Simba, Nala, Mufasa, Timon, Pumba - good guys, sound American. Scar - bad guy, sounds British. Rafiki - sounds vaguely African, but he's a monkey and therefore falls under the "comic relief" exception.

Mulan - Everyone's supposed to be Asian here, right? But my (admittedly very vague) recollection is that only the bad guys sounded like it. Mulan's dragon was allowed to be a black man without being a bad guy under the "comic relief" exception.

Beauty and the Beast - we're in Western Europe here so everyone who isn't a main character is French or British. Belle, her father, and the Beast are all American. In this one, Gaston sounds American too. But even here, the main villain and his sidekick Le Fou have the French-iest sounding names. More foreign still equals more evil.

Quasimodo, Esmerelda, Phoebus - all American. Phoebus is blond with blue eyes, and Esmerelda's a gypsy but still has very Caucasian features with a slight tan. The evil priest dude, on the other hand, looks and dresses like Jafar, and sounds British.
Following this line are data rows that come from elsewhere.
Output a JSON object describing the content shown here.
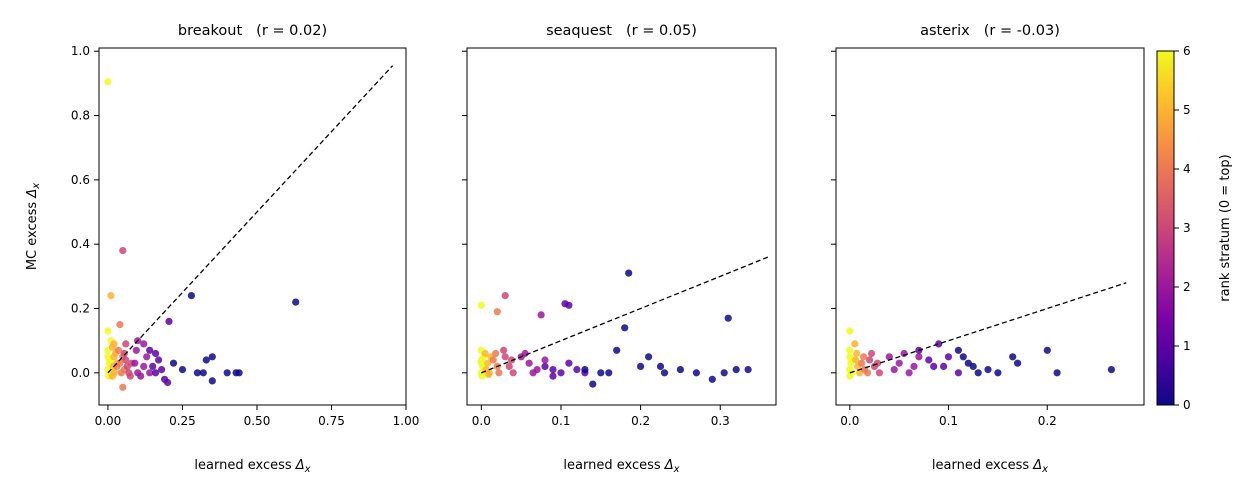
{
  "chart_data": {
    "type": "scatter",
    "colorbar": {
      "label": "rank stratum (0 = top)",
      "range": [
        0,
        6
      ],
      "ticks": [
        "0",
        "1",
        "2",
        "3",
        "4",
        "5",
        "6"
      ],
      "colormap": "plasma"
    },
    "panels": [
      {
        "title_name": "breakout",
        "title_r": "(r = 0.02)",
        "xlabel": "learned excess",
        "ylabel": "MC excess",
        "xlim": [
          -0.03,
          1.0
        ],
        "ylim": [
          -0.1,
          1.01
        ],
        "xticks": [
          "0.00",
          "0.25",
          "0.50",
          "0.75",
          "1.00"
        ],
        "xtick_values": [
          0,
          0.25,
          0.5,
          0.75,
          1.0
        ],
        "yticks": [
          "0.0",
          "0.2",
          "0.4",
          "0.6",
          "0.8",
          "1.0"
        ],
        "ytick_values": [
          0,
          0.2,
          0.4,
          0.6,
          0.8,
          1.0
        ],
        "diagonal": [
          [
            0,
            0
          ],
          [
            0.955,
            0.955
          ]
        ],
        "points": [
          [
            0.0,
            0.905,
            6
          ],
          [
            0.0,
            0.13,
            6
          ],
          [
            0.01,
            0.1,
            6
          ],
          [
            0.0,
            0.07,
            6
          ],
          [
            0.0,
            0.05,
            6
          ],
          [
            0.005,
            0.03,
            6
          ],
          [
            0.0,
            0.01,
            6
          ],
          [
            0.003,
            -0.01,
            6
          ],
          [
            0.008,
            0.04,
            6
          ],
          [
            0.01,
            0.0,
            6
          ],
          [
            0.01,
            0.24,
            5
          ],
          [
            0.015,
            0.08,
            5
          ],
          [
            0.02,
            0.05,
            5
          ],
          [
            0.018,
            0.02,
            5
          ],
          [
            0.022,
            0.0,
            5
          ],
          [
            0.025,
            0.06,
            5
          ],
          [
            0.015,
            -0.01,
            5
          ],
          [
            0.03,
            0.03,
            5
          ],
          [
            0.02,
            0.09,
            5
          ],
          [
            0.04,
            0.15,
            4
          ],
          [
            0.035,
            0.07,
            4
          ],
          [
            0.04,
            0.03,
            4
          ],
          [
            0.045,
            0.0,
            4
          ],
          [
            0.05,
            -0.045,
            4
          ],
          [
            0.05,
            0.05,
            4
          ],
          [
            0.03,
            0.02,
            4
          ],
          [
            0.055,
            0.01,
            4
          ],
          [
            0.05,
            0.38,
            3
          ],
          [
            0.06,
            0.04,
            3
          ],
          [
            0.065,
            0.02,
            3
          ],
          [
            0.07,
            0.0,
            3
          ],
          [
            0.06,
            0.09,
            3
          ],
          [
            0.075,
            -0.01,
            3
          ],
          [
            0.08,
            0.03,
            3
          ],
          [
            0.055,
            0.06,
            3
          ],
          [
            0.1,
            0.1,
            2
          ],
          [
            0.09,
            0.03,
            2
          ],
          [
            0.1,
            0.0,
            2
          ],
          [
            0.12,
            0.02,
            2
          ],
          [
            0.13,
            0.05,
            2
          ],
          [
            0.11,
            -0.01,
            2
          ],
          [
            0.14,
            0.0,
            2
          ],
          [
            0.095,
            0.07,
            2
          ],
          [
            0.12,
            0.09,
            2
          ],
          [
            0.14,
            0.07,
            1
          ],
          [
            0.15,
            0.02,
            1
          ],
          [
            0.16,
            0.0,
            1
          ],
          [
            0.17,
            0.04,
            1
          ],
          [
            0.18,
            0.01,
            1
          ],
          [
            0.19,
            -0.02,
            1
          ],
          [
            0.2,
            -0.03,
            1
          ],
          [
            0.205,
            0.16,
            1
          ],
          [
            0.16,
            0.06,
            1
          ],
          [
            0.28,
            0.24,
            0
          ],
          [
            0.63,
            0.22,
            0
          ],
          [
            0.33,
            0.04,
            0
          ],
          [
            0.35,
            0.05,
            0
          ],
          [
            0.3,
            0.0,
            0
          ],
          [
            0.4,
            0.0,
            0
          ],
          [
            0.43,
            0.0,
            0
          ],
          [
            0.44,
            0.0,
            0
          ],
          [
            0.35,
            -0.025,
            0
          ],
          [
            0.25,
            0.01,
            0
          ],
          [
            0.22,
            0.03,
            0
          ],
          [
            0.32,
            0.0,
            0
          ]
        ]
      },
      {
        "title_name": "seaquest",
        "title_r": "(r = 0.05)",
        "xlabel": "learned excess",
        "ylabel": "",
        "xlim": [
          -0.018,
          0.37
        ],
        "ylim": [
          -0.1,
          1.01
        ],
        "xticks": [
          "0.0",
          "0.1",
          "0.2",
          "0.3"
        ],
        "xtick_values": [
          0,
          0.1,
          0.2,
          0.3
        ],
        "yticks": [],
        "ytick_values": [
          0,
          0.2,
          0.4,
          0.6,
          0.8,
          1.0
        ],
        "diagonal": [
          [
            0,
            0
          ],
          [
            0.36,
            0.36
          ]
        ],
        "points": [
          [
            0.0,
            0.21,
            6
          ],
          [
            0.0,
            0.07,
            6
          ],
          [
            0.0,
            0.04,
            6
          ],
          [
            0.002,
            0.02,
            6
          ],
          [
            0.0,
            0.0,
            6
          ],
          [
            0.001,
            -0.01,
            6
          ],
          [
            0.003,
            0.05,
            6
          ],
          [
            0.0,
            0.03,
            6
          ],
          [
            0.005,
            0.06,
            5
          ],
          [
            0.008,
            0.03,
            5
          ],
          [
            0.01,
            0.0,
            5
          ],
          [
            0.006,
            0.01,
            5
          ],
          [
            0.012,
            0.05,
            5
          ],
          [
            0.009,
            -0.005,
            5
          ],
          [
            0.02,
            0.19,
            4
          ],
          [
            0.015,
            0.04,
            4
          ],
          [
            0.02,
            0.02,
            4
          ],
          [
            0.022,
            0.0,
            4
          ],
          [
            0.018,
            0.06,
            4
          ],
          [
            0.03,
            0.24,
            3
          ],
          [
            0.03,
            0.05,
            3
          ],
          [
            0.035,
            0.02,
            3
          ],
          [
            0.04,
            0.0,
            3
          ],
          [
            0.028,
            0.07,
            3
          ],
          [
            0.038,
            0.04,
            3
          ],
          [
            0.05,
            0.05,
            2
          ],
          [
            0.06,
            0.03,
            2
          ],
          [
            0.07,
            0.01,
            2
          ],
          [
            0.075,
            0.18,
            2
          ],
          [
            0.065,
            0.0,
            2
          ],
          [
            0.08,
            0.04,
            2
          ],
          [
            0.055,
            0.06,
            2
          ],
          [
            0.08,
            0.02,
            1
          ],
          [
            0.09,
            0.01,
            1
          ],
          [
            0.1,
            0.0,
            1
          ],
          [
            0.105,
            0.215,
            1
          ],
          [
            0.11,
            0.21,
            1
          ],
          [
            0.12,
            0.01,
            1
          ],
          [
            0.13,
            0.0,
            1
          ],
          [
            0.11,
            0.03,
            1
          ],
          [
            0.09,
            -0.01,
            1
          ],
          [
            0.185,
            0.31,
            0
          ],
          [
            0.18,
            0.14,
            0
          ],
          [
            0.17,
            0.07,
            0
          ],
          [
            0.15,
            0.0,
            0
          ],
          [
            0.2,
            0.02,
            0
          ],
          [
            0.23,
            0.0,
            0
          ],
          [
            0.25,
            0.01,
            0
          ],
          [
            0.27,
            0.0,
            0
          ],
          [
            0.29,
            -0.02,
            0
          ],
          [
            0.305,
            0.0,
            0
          ],
          [
            0.31,
            0.17,
            0
          ],
          [
            0.32,
            0.01,
            0
          ],
          [
            0.335,
            0.01,
            0
          ],
          [
            0.14,
            -0.035,
            0
          ],
          [
            0.16,
            0.0,
            0
          ],
          [
            0.21,
            0.05,
            0
          ],
          [
            0.225,
            0.02,
            0
          ],
          [
            0.13,
            0.01,
            0
          ]
        ]
      },
      {
        "title_name": "asterix",
        "title_r": "(r = -0.03)",
        "xlabel": "learned excess",
        "ylabel": "",
        "xlim": [
          -0.014,
          0.298
        ],
        "ylim": [
          -0.1,
          1.01
        ],
        "xticks": [
          "0.0",
          "0.1",
          "0.2"
        ],
        "xtick_values": [
          0,
          0.1,
          0.2
        ],
        "yticks": [],
        "ytick_values": [
          0,
          0.2,
          0.4,
          0.6,
          0.8,
          1.0
        ],
        "diagonal": [
          [
            0,
            0
          ],
          [
            0.28,
            0.28
          ]
        ],
        "points": [
          [
            0.0,
            0.13,
            6
          ],
          [
            0.0,
            0.07,
            6
          ],
          [
            0.0,
            0.05,
            6
          ],
          [
            0.001,
            0.03,
            6
          ],
          [
            0.0,
            0.01,
            6
          ],
          [
            0.002,
            0.0,
            6
          ],
          [
            0.0,
            -0.01,
            6
          ],
          [
            0.003,
            0.04,
            6
          ],
          [
            0.005,
            0.09,
            5
          ],
          [
            0.006,
            0.04,
            5
          ],
          [
            0.008,
            0.02,
            5
          ],
          [
            0.01,
            0.0,
            5
          ],
          [
            0.007,
            0.06,
            5
          ],
          [
            0.012,
            0.03,
            4
          ],
          [
            0.015,
            0.01,
            4
          ],
          [
            0.018,
            0.0,
            4
          ],
          [
            0.014,
            0.05,
            4
          ],
          [
            0.02,
            0.04,
            3
          ],
          [
            0.025,
            0.02,
            3
          ],
          [
            0.03,
            0.0,
            3
          ],
          [
            0.022,
            0.06,
            3
          ],
          [
            0.028,
            0.03,
            3
          ],
          [
            0.04,
            0.05,
            2
          ],
          [
            0.05,
            0.03,
            2
          ],
          [
            0.06,
            0.0,
            2
          ],
          [
            0.055,
            0.06,
            2
          ],
          [
            0.045,
            0.01,
            2
          ],
          [
            0.07,
            0.05,
            2
          ],
          [
            0.065,
            0.02,
            2
          ],
          [
            0.07,
            0.07,
            1
          ],
          [
            0.08,
            0.04,
            1
          ],
          [
            0.085,
            0.02,
            1
          ],
          [
            0.09,
            0.09,
            1
          ],
          [
            0.1,
            0.05,
            1
          ],
          [
            0.11,
            0.0,
            1
          ],
          [
            0.095,
            0.02,
            1
          ],
          [
            0.11,
            0.07,
            0
          ],
          [
            0.12,
            0.03,
            0
          ],
          [
            0.13,
            0.0,
            0
          ],
          [
            0.14,
            0.01,
            0
          ],
          [
            0.15,
            0.0,
            0
          ],
          [
            0.165,
            0.05,
            0
          ],
          [
            0.17,
            0.03,
            0
          ],
          [
            0.2,
            0.07,
            0
          ],
          [
            0.21,
            0.0,
            0
          ],
          [
            0.265,
            0.01,
            0
          ],
          [
            0.115,
            0.05,
            0
          ],
          [
            0.125,
            0.02,
            0
          ]
        ]
      }
    ]
  }
}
The story's set in France, but what the hell, bad guys are British - because we're still pissed off about the Brits taxing our tea centuries ago, I guess.


Then there's the older Disney films, where it's not even remotely subtle:

Lady and the Tramp - Siamese cats are bad. American dogs are good. The Tramp mimicking the accents of the immigrants who feed him, that's meant to be funny. Ungrateful son of a bitch.

Peter Pan - dear GOD, the racism in the portrayal of the "Injuns". Also, Hook is darker-skinned than Pan, as are many of the pirates. Tinker Bell, on the other hand, looks like Marilyn Monroe; and Pan, Wendy, John and Michael are as white as white can be.

Snow White - It's right there in the damn title. White equals good, whiter equals better, Snow White is fairest of them all. The darker-featured Queen is, of course, evil.

Of course, those are from before the civil rights movement so they really can't be held to the same standard as the movies made after the 60s. But the ones done in the 90s? The animators and producers should have known better.

But they also knew what sells, and what sells is telling the audience (mostly white Americans) that the good guys are "folks like us" and the bad guys are "not folks like us".


I haven't seen the Frog Prince, so I don't know whether Disney's made yet another princess that looks like someone painted a Barbie doll brown and sounds like a bland, accent-free Caucasian, or if they actually made her look and sound African-American - actually made a protagonist that isn't drawn and voiced as a blonde white person with optional spray-on tan. Might be worth watching someday, to find out if Disney's finally ditched this "White makes right" device. It's long overdue to be ditched.